Боярин Ольстин достал из-за голенища кривой засапожный нож и начал его острием набрасывать на вытоптанном клочке земли примитивную, но, тем не менее, ясную для собеседника схему местности.
— Вот это, — черниговец провел глубокую борозду, — граница русских земель и Половецкого поля. Мы где-то здесь, — укол острием ножа пониже борозды, — а вы — здесь, — еще один укол, левее. — Условленно, что куряне Буй-Тура должны выйти навстречу перед Сальницей, где будет переправа через Великий Дон.
— Здесь бы и ударить, — заметил Гзак, внимательно следивший за каждым движением ножа черниговского боярина.
— Не время, — покачал головой Ольстин Олексич. — Подумай сам, силы Кончака там, в часе-другом неспешной езды, а сам хан пойдет по пятам твоих воинов навстречу Игорю.
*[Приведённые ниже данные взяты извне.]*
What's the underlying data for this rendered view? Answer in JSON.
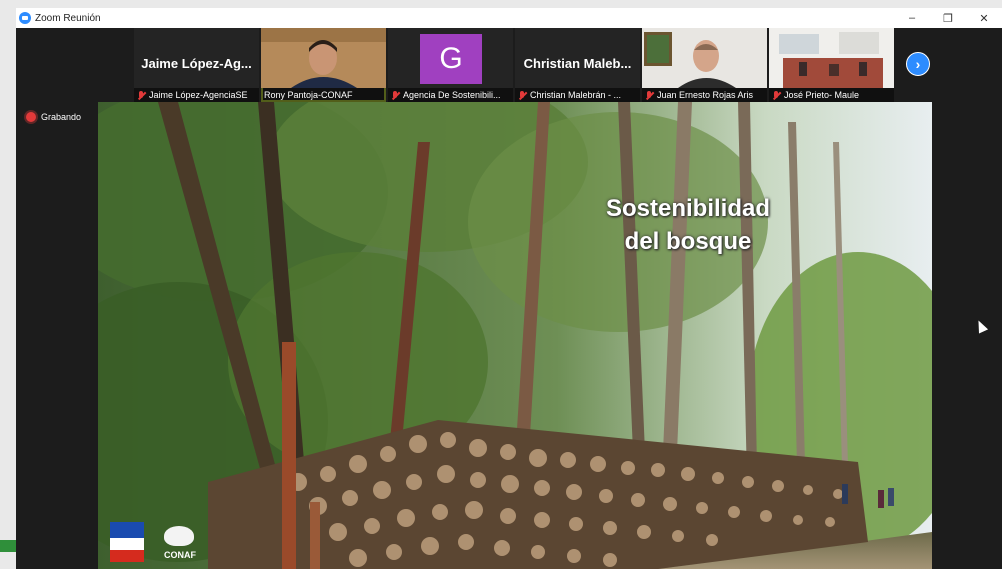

Стоит ли рисковать, подставляя себя под двойной удар? Нет, наша удача впереди! Смотри дальше, хан.
От точек, показывавших положение русских дружин и половецких отрядов, Ольстин прочертил прямые линии, сомкнувшиеся в нижней части рисунка.
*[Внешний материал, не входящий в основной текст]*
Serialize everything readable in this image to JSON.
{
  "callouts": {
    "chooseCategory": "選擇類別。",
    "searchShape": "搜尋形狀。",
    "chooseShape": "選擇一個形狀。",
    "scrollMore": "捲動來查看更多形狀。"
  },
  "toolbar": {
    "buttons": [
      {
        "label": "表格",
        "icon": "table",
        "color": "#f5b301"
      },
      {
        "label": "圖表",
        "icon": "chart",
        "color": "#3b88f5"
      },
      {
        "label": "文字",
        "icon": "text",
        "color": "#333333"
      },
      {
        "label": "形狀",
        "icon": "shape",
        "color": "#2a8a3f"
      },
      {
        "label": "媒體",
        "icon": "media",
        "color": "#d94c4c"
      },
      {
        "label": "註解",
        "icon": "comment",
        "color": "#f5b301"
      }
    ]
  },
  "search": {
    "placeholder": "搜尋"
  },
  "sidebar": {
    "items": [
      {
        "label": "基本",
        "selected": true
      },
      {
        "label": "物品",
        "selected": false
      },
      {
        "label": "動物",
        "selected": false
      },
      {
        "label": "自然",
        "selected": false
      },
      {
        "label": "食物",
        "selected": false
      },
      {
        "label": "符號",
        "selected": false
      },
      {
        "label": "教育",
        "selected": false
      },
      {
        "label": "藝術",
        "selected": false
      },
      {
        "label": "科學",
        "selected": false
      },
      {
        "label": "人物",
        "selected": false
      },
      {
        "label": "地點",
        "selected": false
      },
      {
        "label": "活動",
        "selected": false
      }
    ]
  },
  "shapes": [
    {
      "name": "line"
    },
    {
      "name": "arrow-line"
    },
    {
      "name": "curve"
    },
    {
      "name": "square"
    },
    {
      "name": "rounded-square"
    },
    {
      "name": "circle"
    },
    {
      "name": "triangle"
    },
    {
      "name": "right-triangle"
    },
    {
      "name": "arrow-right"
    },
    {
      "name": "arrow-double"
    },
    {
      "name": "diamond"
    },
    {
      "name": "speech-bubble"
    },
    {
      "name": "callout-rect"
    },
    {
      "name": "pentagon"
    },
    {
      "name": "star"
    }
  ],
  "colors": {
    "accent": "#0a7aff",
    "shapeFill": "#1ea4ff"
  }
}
— Вот так, — хрипло и тихо сказал черниговский ковуй. — Вот так... Невесту нельзя похитить на землях отца; это оскорбление, смываемое только кровью. Кончаковна будет ждать жениха здесь, на Бычьей реке.
— Где? — не понял Гзак.
— Вы называете ее Сюурлий, — пояснил Ольстин. — Там хватит травы лошадям и воды для всех. Там ничейные земли. И там с юга и запада болота, так что сама природа устроила ловушку каждому, кто осмелится остановиться в тех местах без соблюдения особых предосторожностей. После пира бдительность сторожи будет затуманена винными парами, и тогда я подам сигнал к нападению...
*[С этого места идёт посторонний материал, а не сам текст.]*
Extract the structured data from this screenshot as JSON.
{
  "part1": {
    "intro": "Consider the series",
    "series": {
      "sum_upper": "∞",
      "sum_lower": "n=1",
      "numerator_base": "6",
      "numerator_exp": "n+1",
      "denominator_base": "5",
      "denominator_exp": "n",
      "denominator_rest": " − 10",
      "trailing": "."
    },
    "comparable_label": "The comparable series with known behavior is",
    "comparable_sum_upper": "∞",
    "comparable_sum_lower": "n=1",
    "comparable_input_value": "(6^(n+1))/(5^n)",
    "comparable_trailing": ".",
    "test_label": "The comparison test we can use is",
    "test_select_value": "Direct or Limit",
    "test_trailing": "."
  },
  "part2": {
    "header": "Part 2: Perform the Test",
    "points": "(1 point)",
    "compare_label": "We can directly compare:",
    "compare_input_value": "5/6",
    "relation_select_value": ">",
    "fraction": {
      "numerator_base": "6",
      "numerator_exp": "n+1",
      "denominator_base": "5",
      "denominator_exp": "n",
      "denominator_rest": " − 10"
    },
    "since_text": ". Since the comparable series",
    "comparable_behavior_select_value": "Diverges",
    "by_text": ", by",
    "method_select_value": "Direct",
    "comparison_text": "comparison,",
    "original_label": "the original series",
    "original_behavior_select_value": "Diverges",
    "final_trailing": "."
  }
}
Засапожный нож с силой воткнулся в землю, прямо туда, где пересекались две линии.
— Тогда Кончак заговорит иначе, чем раньше. — Гзак не отводил взгляд от торчащей из земли наборной рукояти ножа.
— Это ваш спор, и нас он не касается.
— Разумеется. Но он касается Кончака. — Гзак хохотнул. — Если, конечно, он не желает, чтобы касались его дочери, красавицы Гурандухт!